Be it ordained by the said Inhabitants that no Person, an Inhabitant of said Town, shall be permitted to play at any Game called Wicket, Cricket, Baseball, Batball, Football, Cat, Fives or any other Game or Games with Balls within the Distance of Eighty Yards from said Meeting House __ and every such Person who shall play at any of the said Games or other Games with Balls within the Distance aforesaid, shall for any Instance thereof, forfeit the Sum of five schillings to be recovered by Action of Debt brought before any Justice of the Peace to the Use of the Person who shall sue and prosecute therefor _____
—ByeLaw for the Preservation of the Windows in the New Meeting House, 5 Sept. 1791
Although this is the earliest known use of the word in a North American source, it is not a great candidate for the title of "first use of baseball." The word did have another life before referring to our national pastime of gradual inebriation, yelling at umpires, and watching men hit and catch a small ball. The thing that makes it so confusing is that earlier uses of baseball were used to describe a game that originated in Britain, and which also had balls, bases, and bats (this form of baseball is commonly called rounders).

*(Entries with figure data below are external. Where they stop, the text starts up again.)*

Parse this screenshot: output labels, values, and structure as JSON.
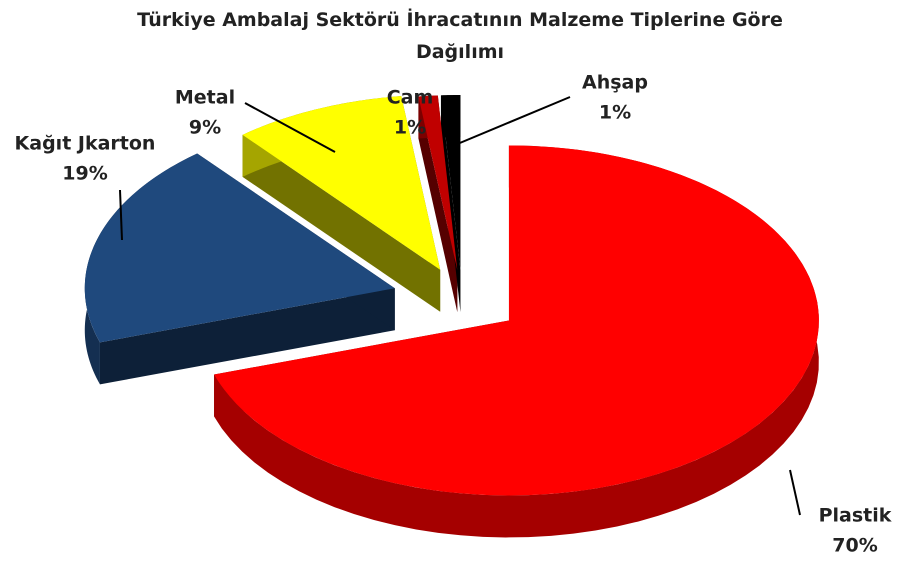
{
  "chart_data": {
    "type": "pie",
    "title": "Türkiye Ambalaj Sektörü İhracatının Malzeme Tiplerine Göre Dağılımı",
    "categories": [
      "Plastik",
      "Kağıt Jkarton",
      "Metal",
      "Cam",
      "Ahşap"
    ],
    "values": [
      70,
      19,
      9,
      1,
      1
    ],
    "value_labels": [
      "70%",
      "19%",
      "9%",
      "1%",
      "1%"
    ],
    "colors": [
      "#ff0000",
      "#1f497d",
      "#ffff00",
      "#c00000",
      "#000000"
    ]
  }
}
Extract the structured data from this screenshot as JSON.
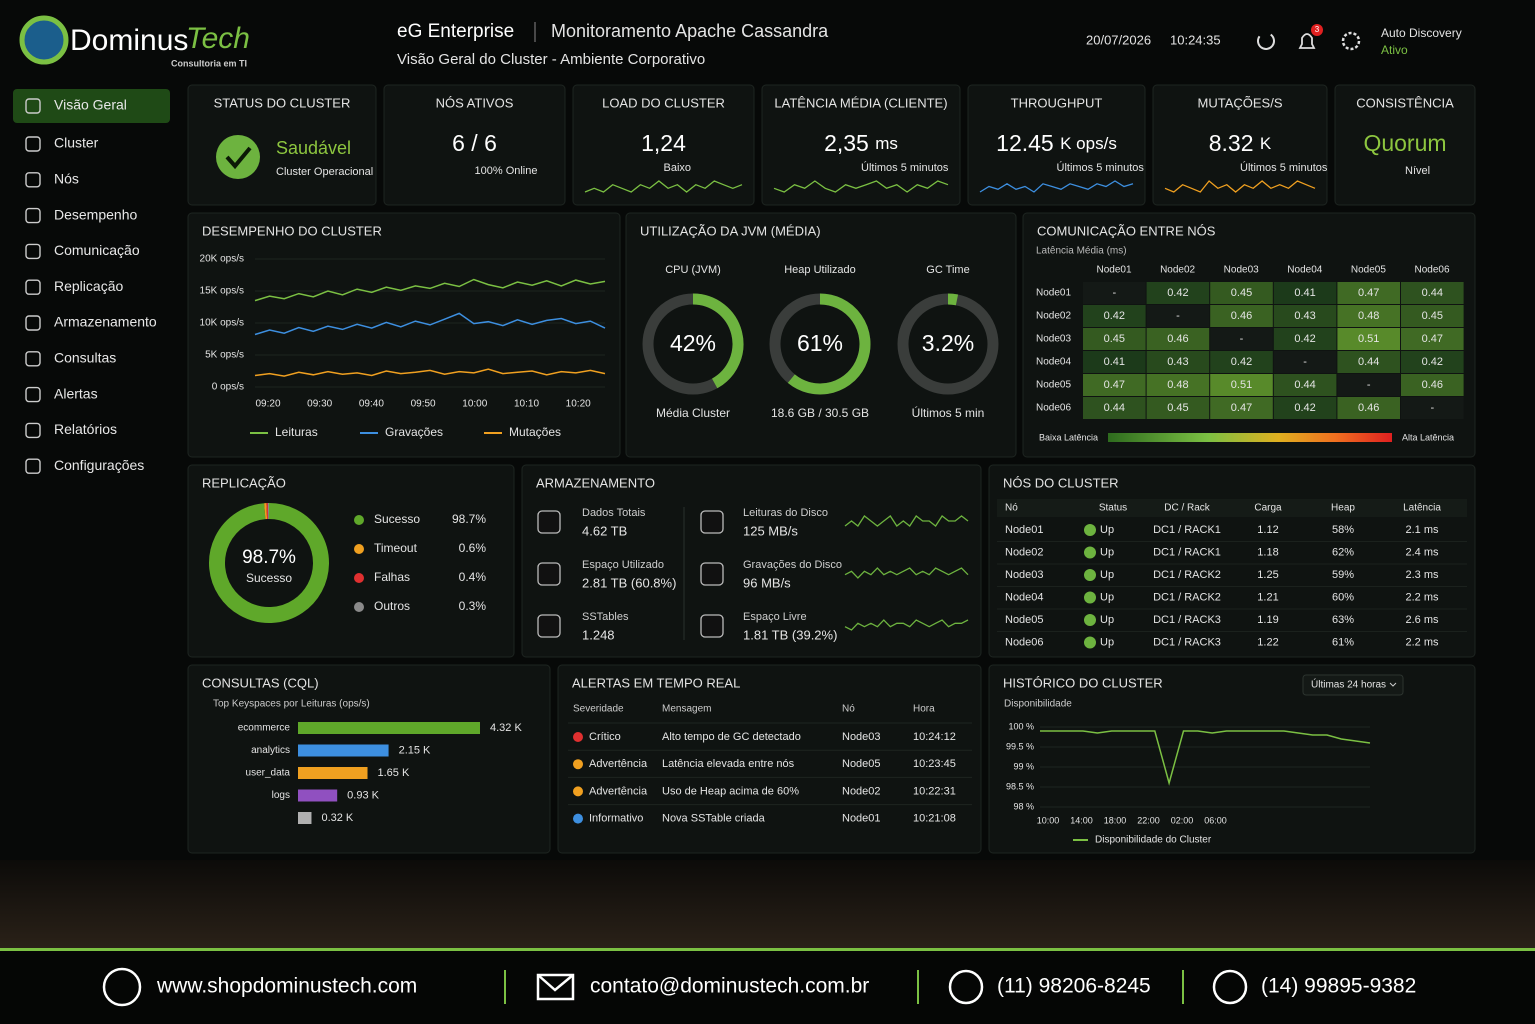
{
  "header": {
    "brand_a": "Dominus",
    "brand_b": "Tech",
    "tagline": "Consultoria em TI",
    "title": "eG Enterprise",
    "subtitle": "Monitoramento Apache Cassandra",
    "description": "Visão Geral do Cluster - Ambiente Corporativo",
    "date": "20/07/2026",
    "time": "10:24:35",
    "notifications": "3",
    "auto_label": "Auto Discovery",
    "auto_status": "Ativo"
  },
  "sidebar": [
    "Visão Geral",
    "Cluster",
    "Nós",
    "Desempenho",
    "Comunicação",
    "Replicação",
    "Armazenamento",
    "Consultas",
    "Alertas",
    "Relatórios",
    "Configurações"
  ],
  "kpis": [
    {
      "title": "STATUS DO CLUSTER",
      "value": "Saudável",
      "sub": "Cluster Operacional"
    },
    {
      "title": "NÓS ATIVOS",
      "value": "6 / 6",
      "sub": "100% Online"
    },
    {
      "title": "LOAD DO CLUSTER",
      "value": "1,24",
      "sub": "Baixo",
      "color": "#7bc043",
      "spark": [
        4,
        5,
        4,
        6,
        5,
        4,
        6,
        5,
        7,
        5,
        6,
        4,
        6,
        5,
        7,
        6,
        5,
        6
      ]
    },
    {
      "title": "LATÊNCIA MÉDIA (CLIENTE)",
      "value": "2,35",
      "unit": "ms",
      "sub": "Últimos 5 minutos",
      "color": "#7bc043",
      "spark": [
        5,
        4,
        6,
        5,
        7,
        5,
        4,
        6,
        5,
        6,
        7,
        5,
        6,
        4,
        6,
        5,
        7,
        6
      ]
    },
    {
      "title": "THROUGHPUT",
      "value": "12.45",
      "unit": "K ops/s",
      "sub": "Últimos 5 minutos",
      "color": "#3d8fe0",
      "spark": [
        4,
        6,
        5,
        7,
        5,
        6,
        4,
        7,
        6,
        5,
        7,
        6,
        5,
        7,
        6,
        8,
        6,
        7
      ]
    },
    {
      "title": "MUTAÇÕES/S",
      "value": "8.32",
      "unit": "K",
      "sub": "Últimos 5 minutos",
      "color": "#f0a020",
      "spark": [
        5,
        4,
        6,
        5,
        4,
        7,
        5,
        6,
        4,
        6,
        5,
        7,
        5,
        6,
        5,
        7,
        6,
        5
      ]
    },
    {
      "title": "CONSISTÊNCIA",
      "value": "Quorum",
      "sub": "Nível"
    }
  ],
  "performance": {
    "title": "DESEMPENHO DO CLUSTER",
    "ylim": [
      0,
      20000
    ],
    "yticks": [
      {
        "value": 20000,
        "label": "20K ops/s"
      },
      {
        "value": 15000,
        "label": "15K ops/s"
      },
      {
        "value": 10000,
        "label": "10K ops/s"
      },
      {
        "value": 5000,
        "label": "5K ops/s"
      },
      {
        "value": 0,
        "label": "0 ops/s"
      }
    ],
    "xticks": [
      "09:20",
      "09:30",
      "09:40",
      "09:50",
      "10:00",
      "10:10",
      "10:20"
    ],
    "series": [
      {
        "name": "Leituras",
        "color": "#7bc043",
        "values": [
          13500,
          14200,
          13800,
          14600,
          14100,
          15000,
          14400,
          15300,
          14800,
          15600,
          15100,
          15800,
          15400,
          16200,
          15700,
          16800,
          16000,
          15500,
          16400,
          15900,
          16600,
          15800,
          16700,
          16100,
          16500
        ]
      },
      {
        "name": "Gravações",
        "color": "#3d8fe0",
        "values": [
          8200,
          8900,
          8400,
          9300,
          8700,
          9500,
          9000,
          9800,
          9200,
          10100,
          9400,
          10300,
          9700,
          10600,
          11500,
          9900,
          10200,
          9600,
          10500,
          9800,
          10400,
          10700,
          9900,
          10300,
          9200
        ]
      },
      {
        "name": "Mutações",
        "color": "#f0a020",
        "values": [
          1800,
          2100,
          1700,
          2300,
          1900,
          2400,
          2000,
          2200,
          1800,
          2500,
          2100,
          2300,
          2600,
          2000,
          2400,
          2200,
          2800,
          2100,
          2300,
          2500,
          1900,
          2400,
          2200,
          2600,
          2100
        ]
      }
    ]
  },
  "jvm": {
    "title": "UTILIZAÇÃO DA JVM (MÉDIA)",
    "gauges": [
      {
        "label": "CPU (JVM)",
        "value": 42,
        "value_label": "42%",
        "sub": "Média Cluster"
      },
      {
        "label": "Heap Utilizado",
        "value": 61,
        "value_label": "61%",
        "sub": "18.6 GB / 30.5 GB"
      },
      {
        "label": "GC Time",
        "value": 3.2,
        "value_label": "3.2%",
        "sub": "Últimos 5 min"
      }
    ]
  },
  "communication": {
    "title": "COMUNICAÇÃO ENTRE NÓS",
    "subtitle": "Latência Média (ms)",
    "columns": [
      "Node01",
      "Node02",
      "Node03",
      "Node04",
      "Node05",
      "Node06"
    ],
    "rows": [
      {
        "name": "Node01",
        "cells": [
          "-",
          "0.42",
          "0.45",
          "0.41",
          "0.47",
          "0.44"
        ]
      },
      {
        "name": "Node02",
        "cells": [
          "0.42",
          "-",
          "0.46",
          "0.43",
          "0.48",
          "0.45"
        ]
      },
      {
        "name": "Node03",
        "cells": [
          "0.45",
          "0.46",
          "-",
          "0.42",
          "0.51",
          "0.47"
        ]
      },
      {
        "name": "Node04",
        "cells": [
          "0.41",
          "0.43",
          "0.42",
          "-",
          "0.44",
          "0.42"
        ]
      },
      {
        "name": "Node05",
        "cells": [
          "0.47",
          "0.48",
          "0.51",
          "0.44",
          "-",
          "0.46"
        ]
      },
      {
        "name": "Node06",
        "cells": [
          "0.44",
          "0.45",
          "0.47",
          "0.42",
          "0.46",
          "-"
        ]
      }
    ],
    "low_label": "Baixa Latência",
    "high_label": "Alta Latência"
  },
  "replication": {
    "title": "REPLICAÇÃO",
    "center_value": "98.7%",
    "center_label": "Sucesso",
    "items": [
      {
        "name": "Sucesso",
        "value": 98.7,
        "value_label": "98.7%",
        "color": "#5fa82a"
      },
      {
        "name": "Timeout",
        "value": 0.6,
        "value_label": "0.6%",
        "color": "#f0a020"
      },
      {
        "name": "Falhas",
        "value": 0.4,
        "value_label": "0.4%",
        "color": "#e03030"
      },
      {
        "name": "Outros",
        "value": 0.3,
        "value_label": "0.3%",
        "color": "#8a8a8a"
      }
    ]
  },
  "storage": {
    "title": "ARMAZENAMENTO",
    "items": [
      {
        "label": "Dados Totais",
        "value": "4.62 TB"
      },
      {
        "label": "Espaço Utilizado",
        "value": "2.81 TB (60.8%)"
      },
      {
        "label": "SSTables",
        "value": "1.248"
      },
      {
        "label": "Leituras do Disco",
        "value": "125 MB/s",
        "spark": [
          5,
          6,
          5,
          7,
          6,
          5,
          6,
          7,
          5,
          6,
          5,
          7,
          6,
          6,
          5,
          7,
          6,
          6,
          7,
          6
        ]
      },
      {
        "label": "Gravações do Disco",
        "value": "96 MB/s",
        "spark": [
          5,
          6,
          4,
          6,
          5,
          7,
          5,
          6,
          5,
          6,
          7,
          5,
          6,
          5,
          7,
          6,
          5,
          6,
          7,
          5
        ]
      },
      {
        "label": "Espaço Livre",
        "value": "1.81 TB (39.2%)",
        "spark": [
          5,
          4,
          6,
          5,
          6,
          5,
          7,
          5,
          6,
          6,
          5,
          7,
          6,
          5,
          6,
          7,
          5,
          6,
          6,
          7
        ]
      }
    ]
  },
  "nodes": {
    "title": "NÓS DO CLUSTER",
    "headers": [
      "Nó",
      "Status",
      "DC / Rack",
      "Carga",
      "Heap",
      "Latência"
    ],
    "rows": [
      [
        "Node01",
        "Up",
        "DC1 / RACK1",
        "1.12",
        "58%",
        "2.1 ms"
      ],
      [
        "Node02",
        "Up",
        "DC1 / RACK1",
        "1.18",
        "62%",
        "2.4 ms"
      ],
      [
        "Node03",
        "Up",
        "DC1 / RACK2",
        "1.25",
        "59%",
        "2.3 ms"
      ],
      [
        "Node04",
        "Up",
        "DC1 / RACK2",
        "1.21",
        "60%",
        "2.2 ms"
      ],
      [
        "Node05",
        "Up",
        "DC1 / RACK3",
        "1.19",
        "63%",
        "2.6 ms"
      ],
      [
        "Node06",
        "Up",
        "DC1 / RACK3",
        "1.22",
        "61%",
        "2.2 ms"
      ]
    ]
  },
  "queries": {
    "title": "CONSULTAS (CQL)",
    "subtitle": "Top Keyspaces por Leituras (ops/s)",
    "xlim": [
      0,
      4320
    ],
    "categories": [
      "ecommerce",
      "analytics",
      "user_data",
      "logs",
      null
    ],
    "values": [
      4320,
      2150,
      1650,
      930,
      320
    ],
    "value_labels": [
      "4.32 K",
      "2.15 K",
      "1.65 K",
      "0.93 K",
      "0.32 K"
    ],
    "colors": [
      "#5fa82a",
      "#3d8fe0",
      "#f0a020",
      "#9050c0",
      "#b0b0b0"
    ]
  },
  "alerts": {
    "title": "ALERTAS EM TEMPO REAL",
    "headers": [
      "Severidade",
      "Mensagem",
      "Nó",
      "Hora"
    ],
    "rows": [
      {
        "severity": "Crítico",
        "color": "#e03030",
        "message": "Alto tempo de GC detectado",
        "node": "Node03",
        "time": "10:24:12"
      },
      {
        "severity": "Advertência",
        "color": "#f0a020",
        "message": "Latência elevada entre nós",
        "node": "Node05",
        "time": "10:23:45"
      },
      {
        "severity": "Advertência",
        "color": "#f0a020",
        "message": "Uso de Heap acima de 60%",
        "node": "Node02",
        "time": "10:22:31"
      },
      {
        "severity": "Informativo",
        "color": "#3d8fe0",
        "message": "Nova SSTable criada",
        "node": "Node01",
        "time": "10:21:08"
      }
    ]
  },
  "history": {
    "title": "HISTÓRICO DO CLUSTER",
    "range": "Últimas 24 horas",
    "subtitle": "Disponibilidade",
    "ylim": [
      98,
      100
    ],
    "yticks": [
      {
        "value": 100,
        "label": "100 %"
      },
      {
        "value": 99.5,
        "label": "99.5 %"
      },
      {
        "value": 99,
        "label": "99 %"
      },
      {
        "value": 98.5,
        "label": "98.5 %"
      },
      {
        "value": 98,
        "label": "98 %"
      }
    ],
    "xticks": [
      "10:00",
      "14:00",
      "18:00",
      "22:00",
      "02:00",
      "06:00"
    ],
    "series": [
      {
        "name": "Disponibilidade do Cluster",
        "color": "#7bc043",
        "values": [
          99.9,
          99.9,
          99.9,
          99.9,
          99.85,
          99.9,
          99.9,
          99.9,
          99.9,
          98.6,
          99.9,
          99.9,
          99.85,
          99.9,
          99.9,
          99.9,
          99.9,
          99.9,
          99.85,
          99.8,
          99.8,
          99.7,
          99.65,
          99.6
        ]
      }
    ]
  },
  "footer": {
    "website": "www.shopdominustech.com",
    "email": "contato@dominustech.com.br",
    "phone1": "(11) 98206-8245",
    "phone2": "(14) 99895-9382"
  }
}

There are a number of other instances in which baseball comes up in North American sources prior to its use in The Brooklyn Daily Eagle, although most lexicographers do not accept this as evidence of the sport’s name in its modern incarnation.
Then comes a sun burnt gipsy of six, beginning to grow tall and this, and to find the case of the world gathering about her … her longing eyes fixed on a game of base ball at the corner of the green, till she reaches the cottage door, flings down the mop and pitcher, and darts off to her companions.
—The Souvenir (Philadelphia, PA), 10 Sept., 1828
The Males are also engaged at bowls, quoits, bass-ball, fishing, fancy painting, walking, dancing, reading, swinging and throwing the ring, &c.
—New England Spectator: A Family Paper, Designed to Promote the Study of the Bible, Family Religion, Active Piety, the Abolition of War, Slavery, Licentiousness, &c. and the Circulation of Useful Intelligence, 22 Mar., 1837
So what is the earliest use of the older variant of baseball? It’s a bit confusing. There is assumed evidence that the word was in use since 1744, when the first edition of a book titled A Little Pretty Pocket-Book was thought to have included the word (“they divert themselves at base-ball”). However, there are no copies of the first nine editions of this work extant; the earliest surviving edition is from 1760. The Oxford English Dictionary does have a citation for the British variety of base-ball from 1748, written in a letter.
So which one of these is the earliest use of baseball? That all depends on which sense of the word you are interested in finding the first use of. It should be noted, however, that it is highly unlikely that we have found the earliest reference ever made to this sport, and so the first known use of the word may change. This has happened in the recent past: the second edition of the Oxford English Dictionary (published in 1989) had a citation from Jane Austen’s Northanger Abbey (1817) as their earliest known evidence of the word baseball (“and it was not very wonderful that Catherine, who had by nature nothing heroic about her, should prefer cricket, base ball….”)
The OED never made any claim that Austen invented the word, but that did not stop a number of people from assuming that this somewhat improbable event had happened. We do not know who first compounded the nouns base and ball, any more than we know who first took a stick and hit a ball with it. We may never have the answer to the question of where baseball comes from, and should perhaps come to terms with the word’s enduring mystery. If you feel the need of having some degree of certainty in this matter, there is one thing that we can tell you with finality: Jane Austen did not invent it.